Practical advice for 2024:

  • Map your vendors NOW before an incident. You need to know who has your data.
  • Review contracts for breach notification obligations (72 hours is becoming standard).
  • AI systems are creating new breach vectors — training data exposure and prompt injection are real concerns that don't fit neatly into existing notification frameworks.

Also, the recent HHS proposed rule for healthcare would require 24-hour notification for ransomware. That's aggressive but reflects regulatory direction.

AW
AmandaW_InfoSec

@BreachResponseVet - the AI training data point is so real. We had a situation where an employee fed customer data into ChatGPT for summarization. Technically that data left our systems and went to OpenAI. Does that count as a breach? The legal guidance is murky at best.

Our current policy is to treat any unintentional exposure to AI systems as a potential incident requiring investigation. Better safe than sorry given how unclear the regulatory environment is.

JL
JasonL_CTO

Just want to thank everyone in this thread. We had our own S3 incident last month (different circumstances but same general issue) and I immediately remembered this discussion. Having cyber insurance was the #1 thing that saved us - the breach coach handled everything.

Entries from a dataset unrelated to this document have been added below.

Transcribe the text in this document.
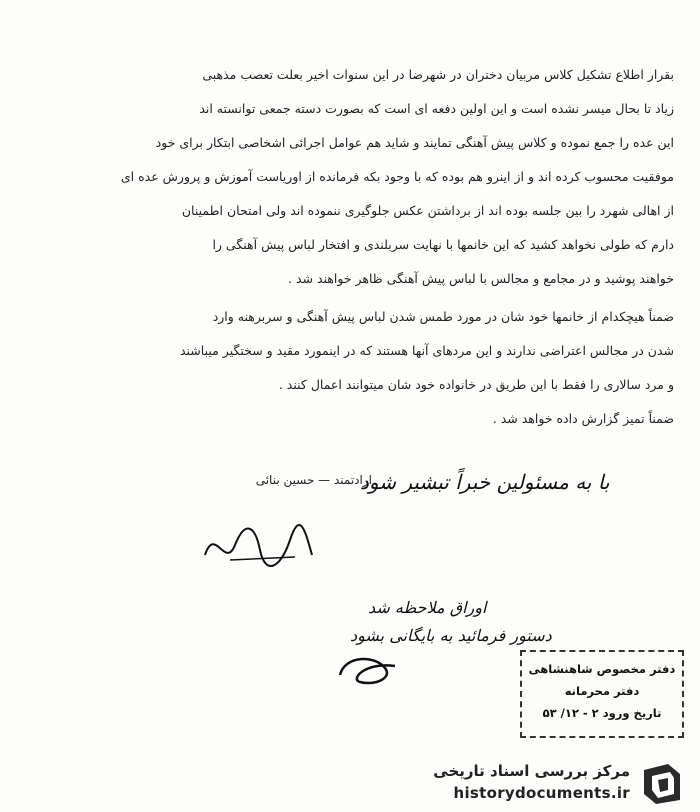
بقرار اطلاع تشکیل کلاس مربیان دختران در شهرضا در این سنوات اخیر بعلت تعصب مذهبی
زیاد تا بحال میسر نشده است و این اولین دفعه ای است که بصورت دسته جمعی توانسته اند
این عده را جمع نموده و کلاس پیش آهنگی تمایند و شاید هم عوامل اجرائی اشخاصی ابتکار برای خود
موفقیت محسوب کرده اند و از اینرو هم بوده که با وجود بکه فرمانده از اوریاست آموزش و پرورش عده ای
از اهالی شهرد را بین جلسه بوده اند از برداشتن عکس جلوگیری ننموده اند ولی امتحان اطمینان
دارم که طولی نخواهد کشید که این خانمها با نهایت سربلندی و افتخار لباس پیش آهنگی را
خواهند پوشید و در مجامع و مجالس با لباس پیش آهنگی ظاهر خواهند شد .
ضمناً هیچکدام از خانمها خود شان در مورد طمس شدن لباس پیش آهنگی و سربرهنه وارد
شدن در مجالس اعتراضی ندارند و این مردهای آنها هستند که در اینمورد مقید و سختگیر میباشند
و مرد سالاری را فقط با این طریق در خانواده خود شان میتوانند اعمال کنند .
ضمناً تمیز گزارش داده خواهد شد .
ارادتمند — حسین بنائی
با به مسئولین خبراً تبشیر شود
اوراق ملاحظه شد
دستور فرمائید به بایگانی بشود
دفتر مخصوص شاهنشاهی
دفتر محرمانه
تاریخ ورود ۲ - ۱۲/ ۵۳
مرکز بررسی اسناد تاریخی
historydocuments.ir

Cost of our cyber insurance: $4,800/year. Cost of breach without it: would have easily been $50K+ in legal, forensics, and notification costs. No brainer for any startup handling user data.

PK
PriyaK_Compliance

Re: the patchwork of state laws - one thing that helped us was building a decision matrix. We mapped every state's breach notification law by: what data triggers notification, timing requirements, who to notify, and any special formatting requirements.

Its a lot of upfront work but worth it when you're in incident response mode and don't have time to research each state individually. Happy to share our template if anyone wants it.